Loin d’être aisée, la lutte pour réformer la moudawana s’est avérée et s’avère toujours très complexe et très compliquée. Car, elle polarise des domaines dont la tension rend difficile la convergence.
Pour aborder les luttes sans relâche menées par les féministes pour réformer ce code, je vais les décliner en trois grands moments :
• Premier moment, dans les années 90.
• Deuxième moment est celui du début des années 2000 ;
• Troisième moment est celui qui a été déclenché en 2022 et est toujours en cours.
Le premier moment
Je rappelle d’abord que les premières organisations féministes du Maroc postindépendance ont vu le jour dans les années 80. Les militantes qui en ont initié la création sont le produit de l’accès à l’éducation ainsi que de l’accès au marché de l’emploi rémunéré. Elles ont par ailleurs évolué dans un contexte politique marqué par la répression et les limitations des libertés publiques sous un régime autoritaire qui a marqué d’une main de fer les années dits de plomb (les années 60 – 70 – 80). Certaines fondatrices de ces associations ont elles-mêmes fait les frais de la répression et ont payé un tribut lourd de leur engagement. Toutefois, « à toute chose malheur est bon », cette expérience jonchée de souffrances leur a permis d’apprendre sur le terrain, d’aiguiser un savoir-faire militant et de forger un capital politique qui leur a profité dans leur lutte pour les droits des femmes.

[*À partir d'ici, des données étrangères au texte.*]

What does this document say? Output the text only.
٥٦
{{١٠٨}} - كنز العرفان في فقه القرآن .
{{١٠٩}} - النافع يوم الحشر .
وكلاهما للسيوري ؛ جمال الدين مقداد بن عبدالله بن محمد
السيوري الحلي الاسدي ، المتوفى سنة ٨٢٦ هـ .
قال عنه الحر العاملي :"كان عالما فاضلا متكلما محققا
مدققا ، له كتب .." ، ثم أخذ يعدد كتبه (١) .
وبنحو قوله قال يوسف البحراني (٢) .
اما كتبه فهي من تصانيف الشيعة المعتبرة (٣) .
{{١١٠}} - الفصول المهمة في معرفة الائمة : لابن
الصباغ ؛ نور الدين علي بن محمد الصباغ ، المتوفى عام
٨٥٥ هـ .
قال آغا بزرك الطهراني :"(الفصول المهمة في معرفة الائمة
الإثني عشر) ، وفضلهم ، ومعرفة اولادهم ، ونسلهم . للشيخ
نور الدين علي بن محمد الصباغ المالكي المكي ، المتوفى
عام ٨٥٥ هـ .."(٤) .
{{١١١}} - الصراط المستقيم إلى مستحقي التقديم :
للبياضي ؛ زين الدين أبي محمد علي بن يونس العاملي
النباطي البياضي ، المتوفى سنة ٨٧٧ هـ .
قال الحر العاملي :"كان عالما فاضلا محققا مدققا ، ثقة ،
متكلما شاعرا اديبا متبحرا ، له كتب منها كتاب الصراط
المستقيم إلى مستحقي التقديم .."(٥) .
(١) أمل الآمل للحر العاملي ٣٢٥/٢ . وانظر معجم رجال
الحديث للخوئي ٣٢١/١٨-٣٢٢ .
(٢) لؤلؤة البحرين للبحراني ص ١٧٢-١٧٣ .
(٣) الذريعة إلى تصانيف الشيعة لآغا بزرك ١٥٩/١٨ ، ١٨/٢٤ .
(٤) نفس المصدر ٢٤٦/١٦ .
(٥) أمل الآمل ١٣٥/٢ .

Il est également important de noter que les changements qui ont touché la structure familiale du Maroc de l’époque, par le truchement d’une multitude de facteurs, notamment d’ordre socio-économique, ont affecté la division du travail et la répartition sexuelle des tâches, rendant de ce fait visible, à la fois la hiérarchie en termes de droits, de ressources et de pouvoirs, et surtout la non-reconnaissance de toutes les responsabilités familiales qu’assument les femmes. Ce qui n’a d’ailleurs pas tardé à susciter leur refus, devenu plus tard un enjeu militant collectif.
Je tiens à rappeler que le texte de la moudawana adopté en 1957-1958, n’a fait au fond que reprendre les juridictions qui existaient déjà et qui régissaient une société plutôt traditionnelle, fondée sur un partage des rôles, dont ceux assumés par les femmes étaient invisibles et non-reconnus puisque domestiques. C’est une loi marquée par une conception très hiérarchique, où la femme est un être soumis à l’autorité de l’époux, celui-ci se devant de l’entretenir. Or, la réalité vingt ans plus tard, l’adoption du CSP, a montré les limites de cette conception.
Ce sont d’ailleurs les contradictions entre la loi et la nouvelle réalité qui vont donner naissance à une expression collective revendiquant la réforme à l’aune de ces changements.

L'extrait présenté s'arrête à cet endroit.